Dei periodi dell’esistenza leopardiana fuori Recanati, Martone sceglie quello fiorentino e quello napoletano che occupano esattamente la seconda metà del film. Il capitolo di Napoli è di gran lunga superiore. Nella città partenopea Giacomo ritrova la presenza cabalistica e costante della morte tante volte evocata nei suoi scritti, complice anche l’epidemia di colera che lì lo sorprende e la spettacolare eruzione del Vesuvio alla quale assiste da Torre del Greco. La Napoli scura e notturna dei bassi e la schiena glabra del vulcano sono immagini di estremo vigore. Fedele compagnia negli spostamenti del poeta, a partire dal 1831, è l’amico napoletano Antonio Ranieri, uomo sul quale nel tempo si sono accumulati sospetti e ombre. A Ranieri il film lascia molto spazio, forse troppo, anche se ciò contribuisce a fare un po’ di chiarezza su una figura altrimenti fraintesa.
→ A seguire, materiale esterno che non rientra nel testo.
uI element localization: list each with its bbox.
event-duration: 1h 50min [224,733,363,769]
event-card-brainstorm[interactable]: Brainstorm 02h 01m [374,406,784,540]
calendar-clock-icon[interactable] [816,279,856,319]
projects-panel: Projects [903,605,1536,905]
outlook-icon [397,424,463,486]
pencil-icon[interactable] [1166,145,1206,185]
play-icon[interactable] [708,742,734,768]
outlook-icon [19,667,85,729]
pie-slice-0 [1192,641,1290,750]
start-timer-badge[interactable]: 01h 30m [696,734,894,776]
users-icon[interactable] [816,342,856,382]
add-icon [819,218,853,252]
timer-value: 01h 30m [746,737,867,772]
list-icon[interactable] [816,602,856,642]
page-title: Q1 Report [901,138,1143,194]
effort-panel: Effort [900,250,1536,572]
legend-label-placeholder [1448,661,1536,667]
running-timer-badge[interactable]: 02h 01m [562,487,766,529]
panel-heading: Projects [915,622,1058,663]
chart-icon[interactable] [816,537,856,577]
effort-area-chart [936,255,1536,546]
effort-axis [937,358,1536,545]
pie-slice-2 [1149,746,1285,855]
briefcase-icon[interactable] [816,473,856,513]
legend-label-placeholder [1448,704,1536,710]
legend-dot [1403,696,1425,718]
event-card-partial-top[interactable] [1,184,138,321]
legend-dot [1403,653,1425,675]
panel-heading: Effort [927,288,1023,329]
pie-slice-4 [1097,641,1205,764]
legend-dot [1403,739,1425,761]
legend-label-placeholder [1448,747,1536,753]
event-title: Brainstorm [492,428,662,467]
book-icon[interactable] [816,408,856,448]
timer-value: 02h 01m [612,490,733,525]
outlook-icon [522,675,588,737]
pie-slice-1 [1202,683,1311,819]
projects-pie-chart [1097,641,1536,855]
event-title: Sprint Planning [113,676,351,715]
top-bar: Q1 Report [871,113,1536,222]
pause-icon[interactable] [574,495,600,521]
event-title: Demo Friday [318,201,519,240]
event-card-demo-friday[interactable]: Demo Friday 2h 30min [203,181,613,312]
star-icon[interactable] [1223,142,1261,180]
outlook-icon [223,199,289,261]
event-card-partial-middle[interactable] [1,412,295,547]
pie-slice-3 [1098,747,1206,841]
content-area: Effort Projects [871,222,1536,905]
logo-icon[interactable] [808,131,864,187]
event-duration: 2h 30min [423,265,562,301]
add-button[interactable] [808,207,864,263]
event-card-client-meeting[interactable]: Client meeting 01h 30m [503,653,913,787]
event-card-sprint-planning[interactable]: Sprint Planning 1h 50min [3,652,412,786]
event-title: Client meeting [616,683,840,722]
Come pure ampio rilievo è riservato alla storia “triangolare” con la bella nobildonna fiorentina Fanny Targioni Tozzetti, colta e spietata con i suoi amanti. In una valutazione complessiva penso di poter dire che i giorni alla villa di Torre del Greco, quelli in cui il poeta raccoglie le energie per la stesura del canto La ginestra, così come sono descritti, trasmettano una straordinaria serenità. 
Un appunto più sostanziale riguarda invece un vuoto narrativo sul soggiorno pisano e il ritorno a Recanati (tra il 1828 e il ’29), a causa di una ricaduta fisica e della impossibilità per il giovane conte di trovare un’occupazione. Si tratta infatti di un momento cardine nella gestazione poetica leopardiana. Quello che presiede a Le ricordanze, suo testamento spirituale, dove il ritorno al «paterno ostello» innesca una deflagrazione di memorie, in un impeto che provoca la parola a disegnare la parabola di un'intera vita. Poter vedere cosa sia un poeta, un solo attimo, mentre crea un simile assoluto di musicalità e sentimento, sarebbe quasi avvicinarsi a dio.
Un cenno andava forse fatto. Per il resto, una prova che centra le attese e per la quale Martone si merita un pieno plauso, avendo contribuito a risvegliare una voce incommensurabile e altissima della nostra poesia.